La realidad es que, con Palestina, la derecha va perdiendo. No sabe con qué terminología hablar, como exhibe la distancia entre Juanma Moreno Bonilla en Andalucía, capaz de pronunciar la palabra genocidio, y las barbaridades que pronuncia a cada oportunidad que se le ofrece Isabel Díaz Ayuso desde los micrófonos de la Asamblea de Madrid. Ha quedado en una posición incómoda, minoritaria en comparación con el sentir general de la sociedad española. Como también es incapaz de no leerlo todo en clave partidista, porque con lo que cuenta sobre todo es con dinero y con partidos, no percibe las dimensiones de su auténtica derrota.
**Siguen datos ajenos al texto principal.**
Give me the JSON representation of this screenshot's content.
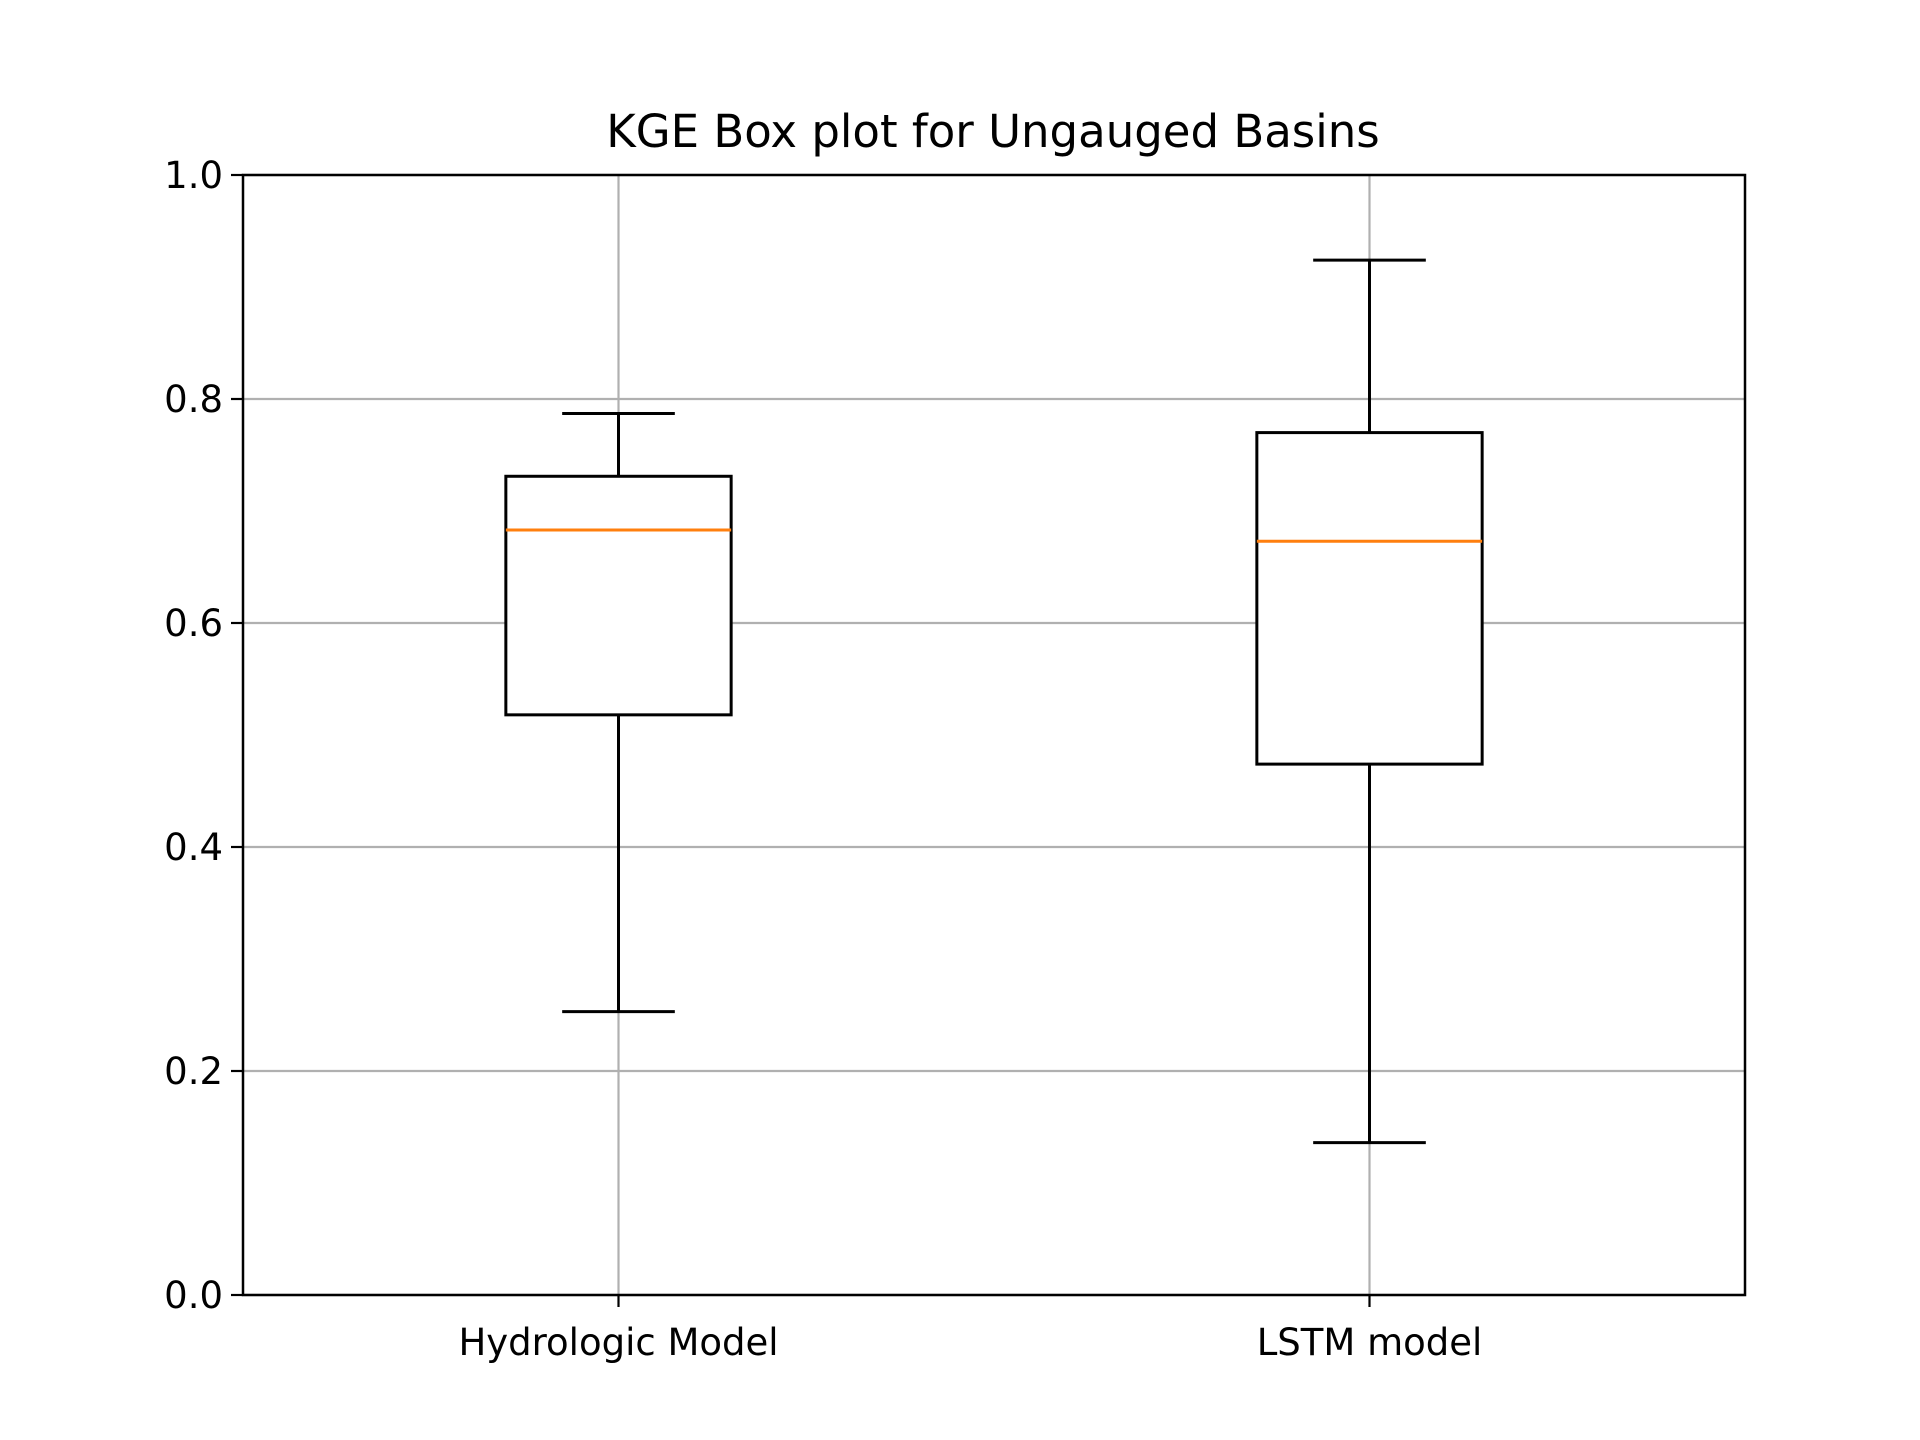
{
  "chart_data": {
    "type": "box",
    "title": "KGE Box plot for Ungauged Basins",
    "xlabel": "",
    "ylabel": "",
    "ylim": [
      0.0,
      1.0
    ],
    "yticks": [
      "0.0",
      "0.2",
      "0.4",
      "0.6",
      "0.8",
      "1.0"
    ],
    "grid": true,
    "categories": [
      "Hydrologic Model",
      "LSTM model"
    ],
    "boxes": [
      {
        "category": "Hydrologic Model",
        "whisker_low": 0.253,
        "q1": 0.518,
        "median": 0.683,
        "q3": 0.731,
        "whisker_high": 0.787
      },
      {
        "category": "LSTM model",
        "whisker_low": 0.136,
        "q1": 0.474,
        "median": 0.673,
        "q3": 0.77,
        "whisker_high": 0.924
      }
    ],
    "colors": {
      "median": "#ff7f0e",
      "box": "#000000",
      "grid": "#b0b0b0"
    }
  }
}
La movilización por Palestina no es algo que pueda alentar un Gobierno o que vaya a ir en beneficio directo de un partido político en específico. Frente al pendulazo al que tantas veces ha hecho alusión esa nueva derecha, la ciudadanía progresista sigue en pie, movilizada, dispuesta a abarrotar las calles o bloquear la Gran Vía por las causas que considera justas. Y eso, en un momento en el que la izquierda —insisto: no necesariamente la partidista— necesita victorias, supone una esperanza enorme: estaremos perdiendo unas cuantas rondas en el combate, en el mundo, pero seguimos en pie. Cada artículo riéndose de la flotilla y cada tuit ridiculizando las manifestaciones debería hacer surgir en nosotros un fuerte sentimiento de ternura: tras mucho tiempo sin hacerlo, es la izquierda quien les marca el paso y obliga a opinar, aunque sean tonterías, y no al revés.